Yes it looks like a Sharon fruit, but that is because Sharon fruit is a form of persimmon which received its pseudonym from the Sharon plain in Israel where it was extensively grown.

Of course, confusion surrounding the persimmon doesn't stop there as there are two varieties commonly available and you need to know which one is which in order to avoid making a rather unsavoury mistake!

The two varieties of persimmon commonly available are the round 'Fuyu' and the heart-shaped Hachiya.

How to eat persimmons

Persimmons are eaten fresh, dried, raw, or cooked. When eaten fresh they are usually eaten whole like an apple or cut into quarters, though with some varieties it is best to peel the skin first.

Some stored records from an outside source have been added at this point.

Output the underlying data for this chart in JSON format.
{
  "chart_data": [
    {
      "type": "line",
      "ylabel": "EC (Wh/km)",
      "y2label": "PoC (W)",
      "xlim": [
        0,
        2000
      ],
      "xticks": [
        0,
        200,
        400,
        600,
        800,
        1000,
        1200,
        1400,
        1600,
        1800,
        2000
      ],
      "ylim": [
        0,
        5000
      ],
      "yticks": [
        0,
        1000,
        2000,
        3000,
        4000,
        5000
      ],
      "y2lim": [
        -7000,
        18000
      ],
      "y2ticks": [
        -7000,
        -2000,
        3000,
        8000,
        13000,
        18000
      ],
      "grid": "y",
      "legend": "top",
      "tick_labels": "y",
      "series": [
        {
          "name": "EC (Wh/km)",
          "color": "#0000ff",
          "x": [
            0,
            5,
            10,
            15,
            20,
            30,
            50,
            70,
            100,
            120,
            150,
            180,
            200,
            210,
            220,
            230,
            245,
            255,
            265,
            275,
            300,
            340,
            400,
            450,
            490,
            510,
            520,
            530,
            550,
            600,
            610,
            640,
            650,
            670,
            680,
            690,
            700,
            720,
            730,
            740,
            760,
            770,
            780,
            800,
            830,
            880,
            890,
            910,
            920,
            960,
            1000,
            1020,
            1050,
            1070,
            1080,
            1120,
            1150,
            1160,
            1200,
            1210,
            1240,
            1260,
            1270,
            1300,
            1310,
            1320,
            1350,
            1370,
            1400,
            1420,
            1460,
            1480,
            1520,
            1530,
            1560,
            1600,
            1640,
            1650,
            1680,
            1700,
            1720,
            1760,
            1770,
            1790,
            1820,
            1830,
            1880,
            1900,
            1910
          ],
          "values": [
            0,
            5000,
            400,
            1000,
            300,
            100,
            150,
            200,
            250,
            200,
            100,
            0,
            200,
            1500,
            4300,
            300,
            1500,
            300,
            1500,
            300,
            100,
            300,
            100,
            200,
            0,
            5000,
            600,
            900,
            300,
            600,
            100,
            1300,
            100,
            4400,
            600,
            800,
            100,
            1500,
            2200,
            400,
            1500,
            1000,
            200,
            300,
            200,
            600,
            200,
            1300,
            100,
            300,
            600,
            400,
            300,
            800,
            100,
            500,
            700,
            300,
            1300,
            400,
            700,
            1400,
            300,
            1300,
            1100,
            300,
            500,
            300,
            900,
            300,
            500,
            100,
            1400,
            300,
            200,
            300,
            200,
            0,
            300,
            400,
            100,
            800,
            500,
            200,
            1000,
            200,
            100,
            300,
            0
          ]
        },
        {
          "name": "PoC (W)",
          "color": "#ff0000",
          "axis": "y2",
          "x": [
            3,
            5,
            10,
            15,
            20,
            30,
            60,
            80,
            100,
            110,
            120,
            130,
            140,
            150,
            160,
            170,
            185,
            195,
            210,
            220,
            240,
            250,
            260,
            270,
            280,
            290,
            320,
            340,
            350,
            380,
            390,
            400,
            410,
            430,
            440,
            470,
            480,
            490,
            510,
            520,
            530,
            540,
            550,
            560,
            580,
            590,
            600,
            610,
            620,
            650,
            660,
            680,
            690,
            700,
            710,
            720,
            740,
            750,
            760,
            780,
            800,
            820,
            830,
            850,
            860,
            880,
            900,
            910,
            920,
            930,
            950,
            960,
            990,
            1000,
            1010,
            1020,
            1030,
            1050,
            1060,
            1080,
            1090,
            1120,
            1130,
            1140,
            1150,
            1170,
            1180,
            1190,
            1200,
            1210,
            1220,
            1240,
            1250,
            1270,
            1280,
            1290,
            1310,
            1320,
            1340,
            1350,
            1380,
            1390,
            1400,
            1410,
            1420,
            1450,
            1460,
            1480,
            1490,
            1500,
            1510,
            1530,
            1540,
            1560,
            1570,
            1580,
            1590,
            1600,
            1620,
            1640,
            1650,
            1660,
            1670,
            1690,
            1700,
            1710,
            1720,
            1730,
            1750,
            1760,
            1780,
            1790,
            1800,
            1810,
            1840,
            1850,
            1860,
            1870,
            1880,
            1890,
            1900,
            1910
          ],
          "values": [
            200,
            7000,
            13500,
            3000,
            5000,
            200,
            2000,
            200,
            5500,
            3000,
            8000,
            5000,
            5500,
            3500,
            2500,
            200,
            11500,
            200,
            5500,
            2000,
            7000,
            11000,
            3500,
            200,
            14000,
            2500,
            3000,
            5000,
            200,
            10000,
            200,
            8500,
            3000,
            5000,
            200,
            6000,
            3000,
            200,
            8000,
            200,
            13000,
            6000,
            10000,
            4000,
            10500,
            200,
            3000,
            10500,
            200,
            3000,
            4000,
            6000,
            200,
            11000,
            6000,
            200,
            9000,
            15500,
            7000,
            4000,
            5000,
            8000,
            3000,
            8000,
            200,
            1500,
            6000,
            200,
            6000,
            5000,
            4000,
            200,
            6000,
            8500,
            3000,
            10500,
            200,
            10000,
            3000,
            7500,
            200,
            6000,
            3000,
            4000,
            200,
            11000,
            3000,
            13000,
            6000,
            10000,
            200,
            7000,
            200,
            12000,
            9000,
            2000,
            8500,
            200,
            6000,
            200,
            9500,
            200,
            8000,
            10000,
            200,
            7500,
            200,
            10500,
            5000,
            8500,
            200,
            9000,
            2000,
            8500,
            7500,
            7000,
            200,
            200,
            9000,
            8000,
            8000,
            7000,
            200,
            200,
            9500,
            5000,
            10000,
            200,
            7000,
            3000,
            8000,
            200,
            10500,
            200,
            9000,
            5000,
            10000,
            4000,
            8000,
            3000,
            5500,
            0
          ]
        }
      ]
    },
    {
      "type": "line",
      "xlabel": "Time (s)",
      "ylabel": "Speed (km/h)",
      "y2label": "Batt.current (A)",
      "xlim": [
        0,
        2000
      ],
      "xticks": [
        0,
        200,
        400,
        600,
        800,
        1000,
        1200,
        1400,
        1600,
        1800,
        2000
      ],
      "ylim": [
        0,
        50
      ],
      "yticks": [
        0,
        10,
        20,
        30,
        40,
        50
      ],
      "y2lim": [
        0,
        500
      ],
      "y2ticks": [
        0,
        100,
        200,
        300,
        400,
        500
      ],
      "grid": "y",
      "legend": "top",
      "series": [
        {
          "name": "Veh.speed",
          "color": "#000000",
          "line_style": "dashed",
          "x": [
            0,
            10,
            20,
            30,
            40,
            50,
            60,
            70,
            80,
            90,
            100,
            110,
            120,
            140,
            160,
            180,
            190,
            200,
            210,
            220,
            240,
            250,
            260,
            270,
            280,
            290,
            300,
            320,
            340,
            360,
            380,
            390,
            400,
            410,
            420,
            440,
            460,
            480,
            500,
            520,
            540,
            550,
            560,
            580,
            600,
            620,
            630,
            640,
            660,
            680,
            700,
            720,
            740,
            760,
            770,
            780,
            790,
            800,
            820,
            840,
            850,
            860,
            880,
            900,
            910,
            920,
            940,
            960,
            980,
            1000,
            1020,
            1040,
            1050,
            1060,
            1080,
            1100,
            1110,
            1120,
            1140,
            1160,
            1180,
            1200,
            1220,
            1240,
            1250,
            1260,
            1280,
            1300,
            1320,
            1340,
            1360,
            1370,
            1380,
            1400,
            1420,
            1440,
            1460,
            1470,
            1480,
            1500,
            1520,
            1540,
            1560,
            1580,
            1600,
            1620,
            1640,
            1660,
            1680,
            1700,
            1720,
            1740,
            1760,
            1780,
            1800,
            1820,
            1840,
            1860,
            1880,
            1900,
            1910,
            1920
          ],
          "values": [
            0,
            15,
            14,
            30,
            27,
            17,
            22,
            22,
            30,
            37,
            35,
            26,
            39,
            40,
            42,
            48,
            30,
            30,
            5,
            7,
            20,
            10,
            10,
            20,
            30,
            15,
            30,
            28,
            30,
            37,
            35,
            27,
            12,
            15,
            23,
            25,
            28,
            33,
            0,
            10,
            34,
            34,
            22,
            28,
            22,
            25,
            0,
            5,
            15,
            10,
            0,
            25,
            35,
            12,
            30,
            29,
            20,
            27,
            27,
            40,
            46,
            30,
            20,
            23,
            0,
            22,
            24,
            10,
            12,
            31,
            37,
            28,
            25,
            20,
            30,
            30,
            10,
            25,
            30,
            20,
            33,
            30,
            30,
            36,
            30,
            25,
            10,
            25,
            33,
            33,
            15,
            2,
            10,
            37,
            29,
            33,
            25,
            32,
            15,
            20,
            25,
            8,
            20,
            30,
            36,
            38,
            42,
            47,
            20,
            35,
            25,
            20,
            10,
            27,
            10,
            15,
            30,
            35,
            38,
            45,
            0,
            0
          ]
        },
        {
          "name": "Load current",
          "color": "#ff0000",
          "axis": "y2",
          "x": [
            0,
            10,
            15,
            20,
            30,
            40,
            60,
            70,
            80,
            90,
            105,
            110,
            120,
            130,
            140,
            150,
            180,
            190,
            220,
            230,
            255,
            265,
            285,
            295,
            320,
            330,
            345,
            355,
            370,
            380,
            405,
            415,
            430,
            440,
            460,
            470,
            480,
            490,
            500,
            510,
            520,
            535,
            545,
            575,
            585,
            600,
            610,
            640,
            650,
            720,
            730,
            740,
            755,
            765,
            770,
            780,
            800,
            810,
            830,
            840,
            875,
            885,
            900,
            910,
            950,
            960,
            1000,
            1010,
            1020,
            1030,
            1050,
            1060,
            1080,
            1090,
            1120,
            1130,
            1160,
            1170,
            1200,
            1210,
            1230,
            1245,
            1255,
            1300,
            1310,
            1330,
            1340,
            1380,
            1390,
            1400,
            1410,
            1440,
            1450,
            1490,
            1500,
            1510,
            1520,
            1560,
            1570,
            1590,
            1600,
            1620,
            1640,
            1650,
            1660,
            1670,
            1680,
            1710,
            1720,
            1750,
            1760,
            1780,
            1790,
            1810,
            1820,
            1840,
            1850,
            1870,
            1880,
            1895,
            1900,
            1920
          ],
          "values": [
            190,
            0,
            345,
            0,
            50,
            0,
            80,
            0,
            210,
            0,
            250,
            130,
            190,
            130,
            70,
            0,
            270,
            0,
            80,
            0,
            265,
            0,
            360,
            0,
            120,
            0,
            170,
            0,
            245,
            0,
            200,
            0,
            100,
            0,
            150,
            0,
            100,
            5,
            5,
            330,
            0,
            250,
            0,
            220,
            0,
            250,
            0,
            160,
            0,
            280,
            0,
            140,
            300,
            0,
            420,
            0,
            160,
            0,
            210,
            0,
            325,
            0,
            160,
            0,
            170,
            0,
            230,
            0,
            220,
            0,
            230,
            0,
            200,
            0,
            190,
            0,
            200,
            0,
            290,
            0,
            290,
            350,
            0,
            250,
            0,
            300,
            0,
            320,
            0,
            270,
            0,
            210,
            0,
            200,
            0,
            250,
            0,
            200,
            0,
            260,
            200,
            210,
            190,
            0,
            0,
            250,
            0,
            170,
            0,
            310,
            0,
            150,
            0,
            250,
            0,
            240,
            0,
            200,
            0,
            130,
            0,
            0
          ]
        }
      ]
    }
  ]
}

One way to consume very ripe persimmons, which can have the texture of pudding, is to remove the top leaf with a paring knife and scoop out the flesh with a spoon. Ripe persimmons can also be eaten by removing the top leaf, breaking the fruit in half and eating from the inside out.

The Hachiya persimmon

The Hachiya persimmon
Hachiya persimmons are heart-shaped and have a shiny deep orange skin that may be streaked with black.

Hachiyas can be eaten only when fully ripe. How can you tell when a Hachiya persimmon is ripe? Hold it in your hand. It should feel like it's filled with water and will be extremely soft and squishy.

Removing the thin skin reveals coral coloured flesh so thick and glossy it looks like jelly and will taste a bit like it too. It will taste like a very sweet blend of mango and apricot. Eat them plain or use them in baked goods, sauces, and smoothies.

Just remember this: DO NOT eat an unripe Hachiya as the flesh will be full of bitter tasting tannins. It can take up to a week to ripen, but you can speed things up but placing the fruit with a banana inside of a paper bag. The banana releases ethylene - a natural plant growth regulator, which speeds up the ripening process.

You can tell when Hachiya persimmons are ripe as they will turn red and display long cracks in their skin.

The Fuyu persimmon

The Fuyu persimmon
In contrast, Fuyu persimmons are squat and rather heavy for their size. Their skin ranges from pale yellow-orange to brilliant reddish-orange. Generally, the darker the colour the sweeter the taste.

Unlike the Hachiya persimmon, Fuyu persimmons can be eaten firm or soft. Firm Fuyus can be eaten like an apple, skin and all. And when you slice off the top, a beautiful star will appear in the flesh.

Crunchy cinnamon flavoured Fuyus are also great in salads and salsas.